CEDAR RAPIDS, Iowa- City officials in Cedar Rapids said today (Thursday) they expect the extensive damage caused by Monday's storms, to qualify for a federal disaster declaration and the White House has contacted Cedar Rapids already.
The storms caused a huge amount of power outages, and Alliant Energy says it could be 5-to-7 days before power is restored.
Cedar Rapids Police Chief Wayne Jerman says additional patrol officers are on duty throughout the city, to ensure the safety of residents, and a 10 p.m. to 6 a.m. will continue until further notice. Chief Jerman says the curfew is designed to keep residents safe, they do not want residents out and about and and becoming at risk for power lines that could become re-energized. The City is asking those to stay home, unless it's a trip for essential supplies.

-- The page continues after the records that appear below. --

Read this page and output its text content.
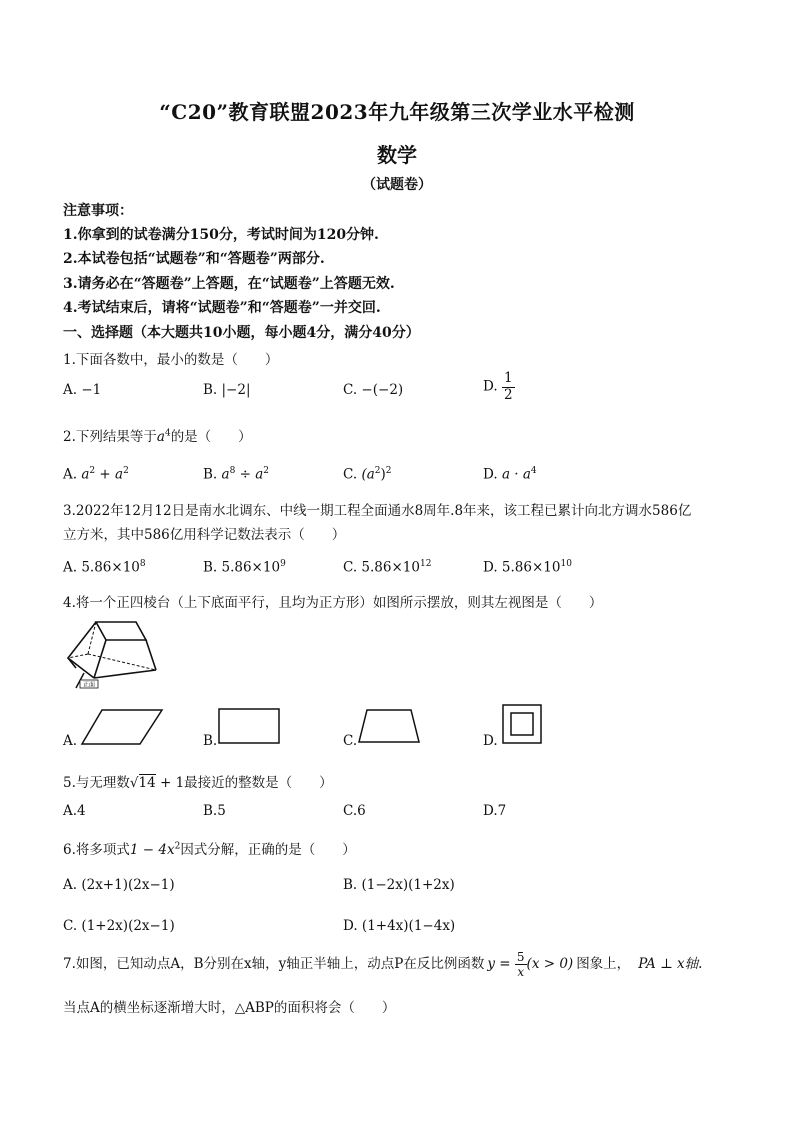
“C20”教育联盟2023年九年级第三次学业水平检测
数学
（试题卷）
注意事项：
1.你拿到的试卷满分150分，考试时间为120分钟.
2.本试卷包括“试题卷”和“答题卷”两部分.
3.请务必在“答题卷”上答题，在“试题卷”上答题无效.
4.考试结束后，请将“试题卷”和“答题卷”一并交回.
一、选择题（本大题共10小题，每小题4分，满分40分）
1.下面各数中，最小的数是（　　）
A. −1	B. |−2|	C. −(−2)	D. $\frac{1}{2}$
2.下列结果等于$a^4$的是（　　）
A. $a^2 + a^2$	B. $a^8 \div a^2$	C. $(a^2)^2$	D. $a \cdot a^4$
3.2022年12月12日是南水北调东、中线一期工程全面通水8周年.8年来，该工程已累计向北方调水586亿
立方米，其中586亿用科学记数法表示（　　）
A. $5.86\times 10^8$	B. $5.86\times 10^9$	C. $5.86\times 10^{12}$	D. $5.86\times 10^{10}$
4.将一个正四棱台（上下底面平行，且均为正方形）如图所示摆放，则其左视图是（　　）
正面
A.	B.	C.	D.
5.与无理数√14 + 1最接近的整数是（　　）
A.4	B.5	C.6	D.7
6.将多项式$1 - 4x^2$因式分解，正确的是（　　）
A. (2x+1)(2x−1)	B. (1−2x)(1+2x)
C. (1+2x)(2x−1)	D. (1+4x)(1−4x)
7.如图，已知动点A，B分别在x轴，y轴正半轴上，动点P在反比例函数 $y = \frac{5}{x} (x > 0)$ 图象上， PA ⊥ x轴.
当点A的横坐标逐渐增大时，△ABP的面积将会（　　）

Many traffic signals in Linn County remain out, emergency management officials in Linn County nearly all signaled intersections were damaged during the storms.

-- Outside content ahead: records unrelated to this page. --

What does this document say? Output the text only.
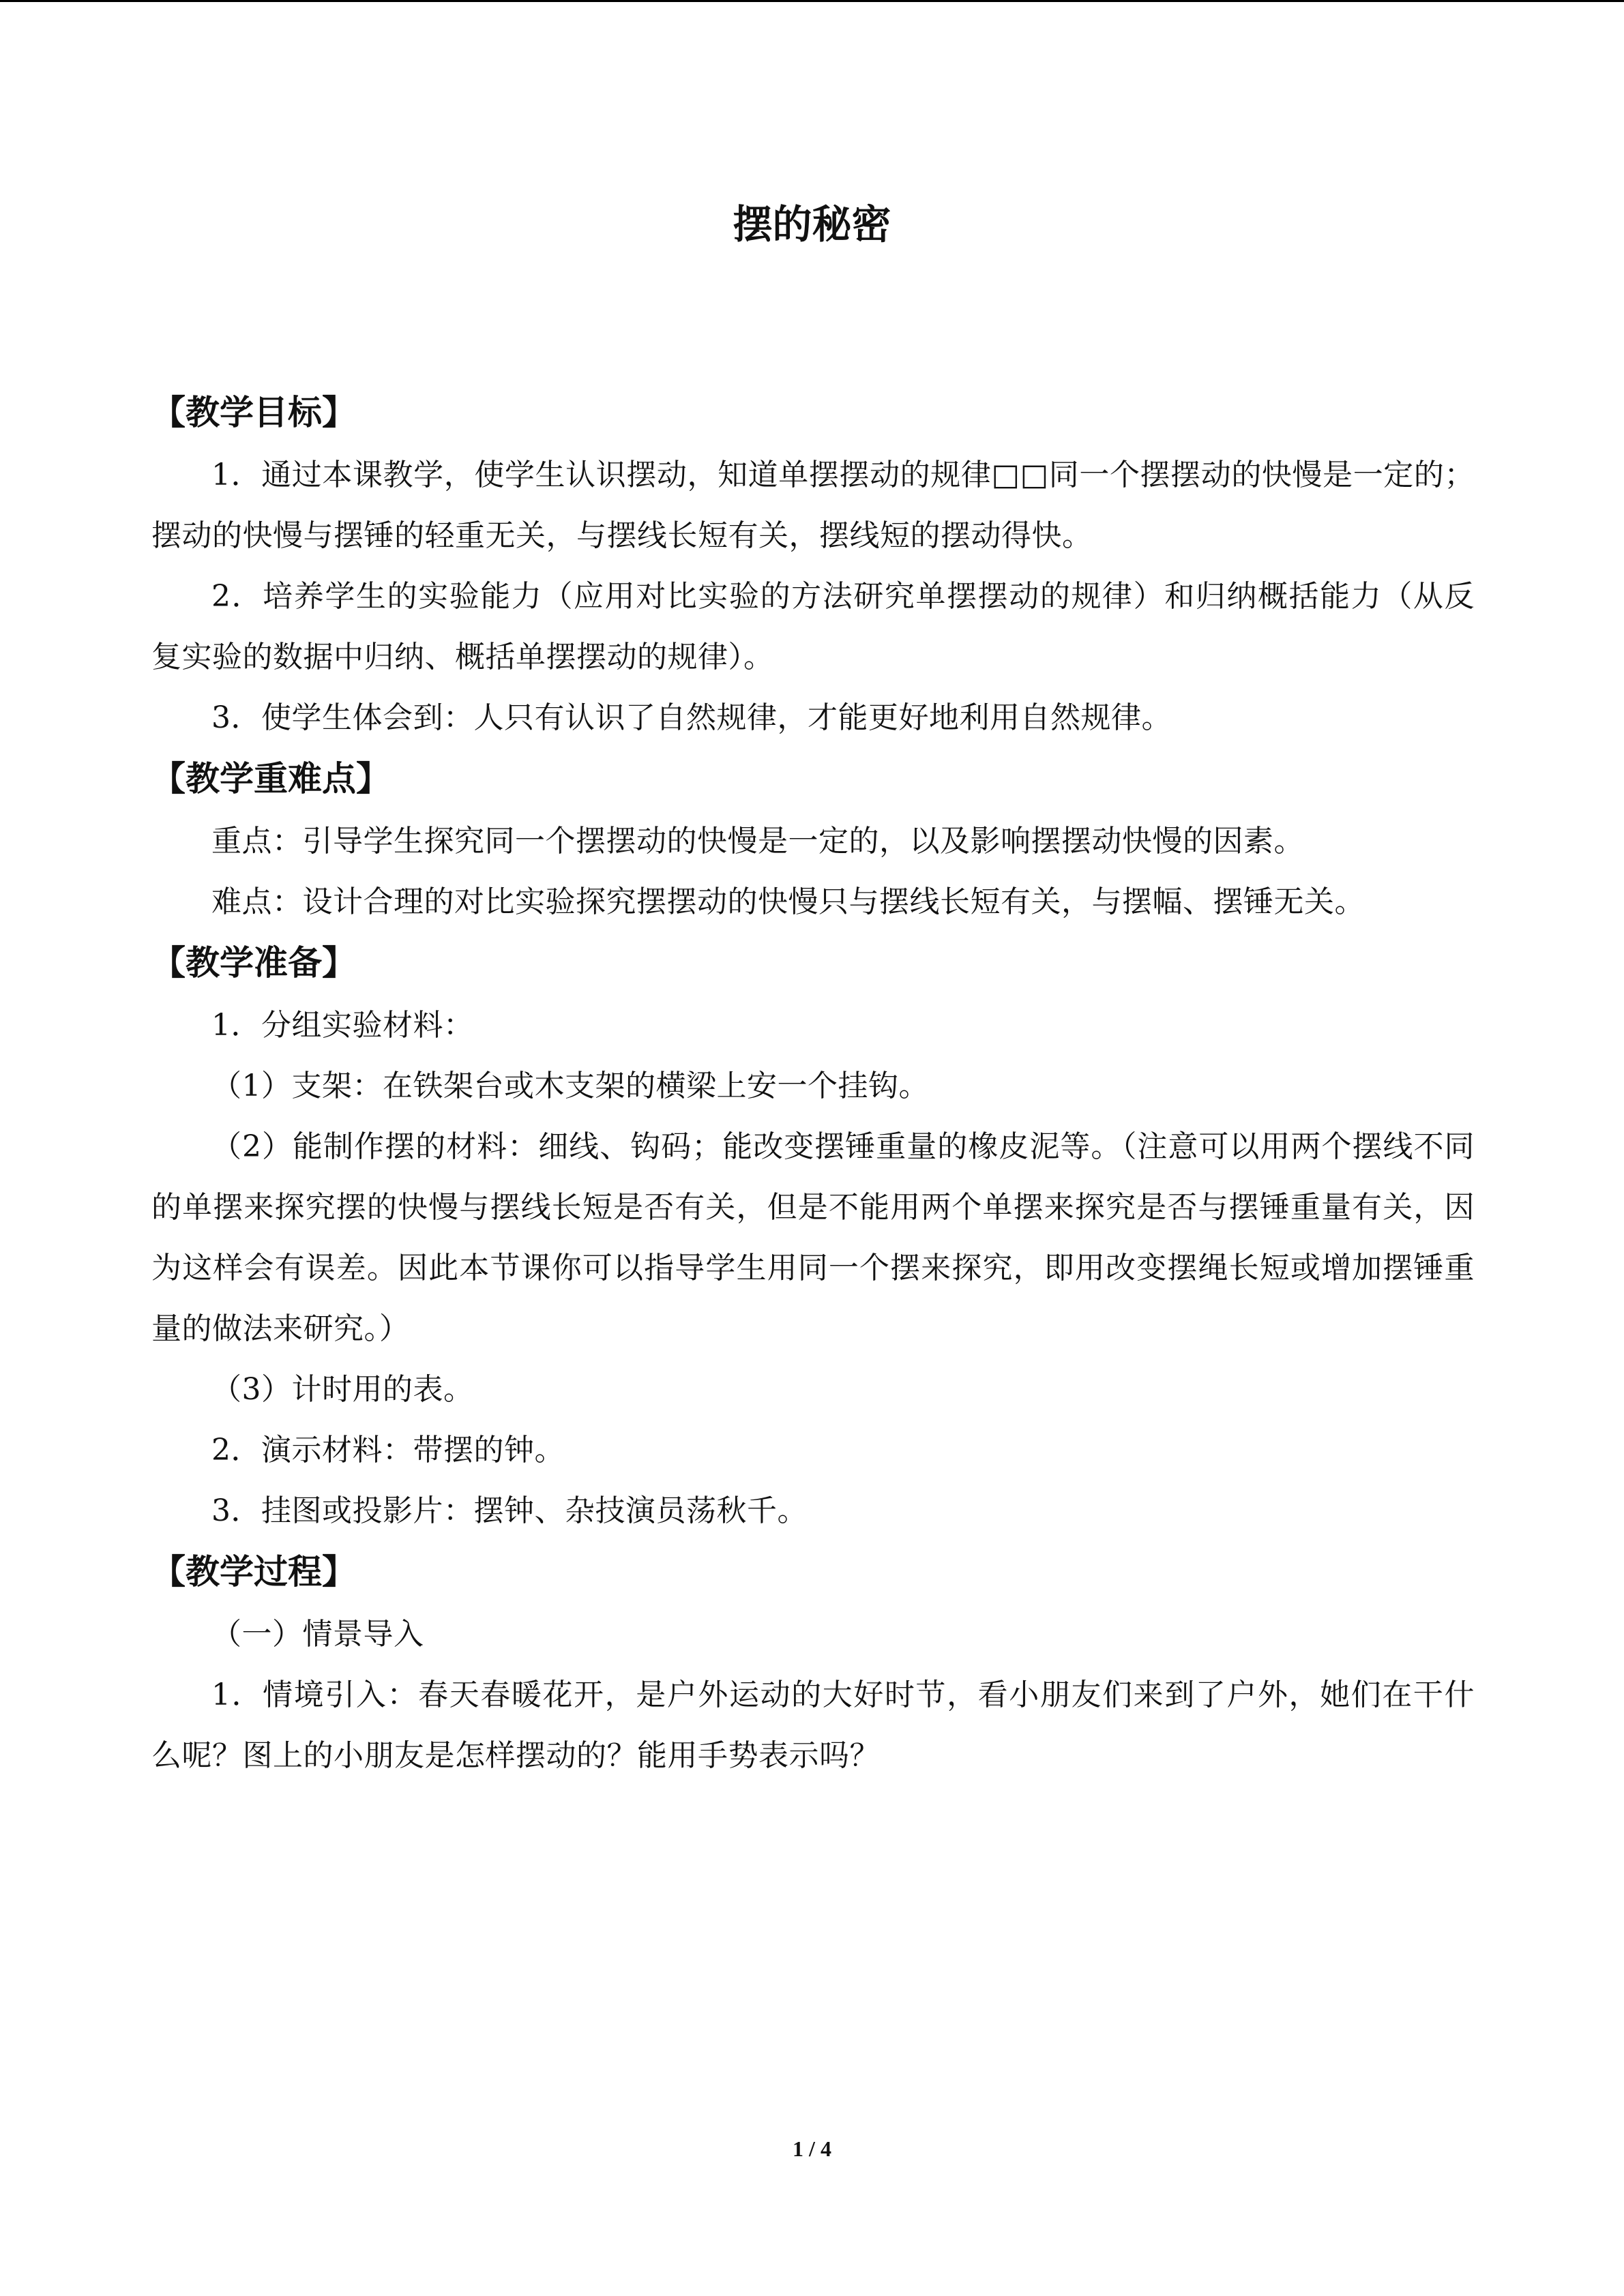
摆的秘密
【教学目标】

1．通过本课教学，使学生认识摆动，知道单摆摆动的规律□□同一个摆摆动的快慢是一定的；摆动的快慢与摆锤的轻重无关，与摆线长短有关，摆线短的摆动得快。

2．培养学生的实验能力（应用对比实验的方法研究单摆摆动的规律）和归纳概括能力（从反复实验的数据中归纳、概括单摆摆动的规律）。

3．使学生体会到：人只有认识了自然规律，才能更好地利用自然规律。

【教学重难点】

重点：引导学生探究同一个摆摆动的快慢是一定的，以及影响摆摆动快慢的因素。

难点：设计合理的对比实验探究摆摆动的快慢只与摆线长短有关，与摆幅、摆锤无关。

【教学准备】

1．分组实验材料：

（1）支架：在铁架台或木支架的横梁上安一个挂钩。

（2）能制作摆的材料：细线、钩码；能改变摆锤重量的橡皮泥等。（注意可以用两个摆线不同的单摆来探究摆的快慢与摆线长短是否有关，但是不能用两个单摆来探究是否与摆锤重量有关，因为这样会有误差。因此本节课你可以指导学生用同一个摆来探究，即用改变摆绳长短或增加摆锤重量的做法来研究。）

（3）计时用的表。

2．演示材料：带摆的钟。

3．挂图或投影片：摆钟、杂技演员荡秋千。

【教学过程】

（一）情景导入

1．情境引入：春天春暖花开，是户外运动的大好时节，看小朋友们来到了户外，她们在干什么呢？图上的小朋友是怎样摆动的？能用手势表示吗？

1 / 4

The Cedar Rapids Public Works Department says there are hundreds of city, county, and state trucks and private contractors working together to address tree removal. Some areas, however, remain blocked because of downed trees and dangerous power lines. Crews are using all equipment, including snow plows to push away tree limbs to open streets.
United Way of East Central Iowa says a volunteer reception center is being set up at the Emergency Management Agency on Kirkwood Boulevard. Volunteers can sign up in person, 8-4:30 p.m. or on-line at www.uweci.org/volunteer now. Volunteers can also call 224-406-1366.
Linn County is part of a state disaster declaration. County emergency officials are asking Iowa Governor Kim Reynolds to activate the Iowa National Guard to help recover. Reynolds will be in Cedar Rapids tomorrow (Friday).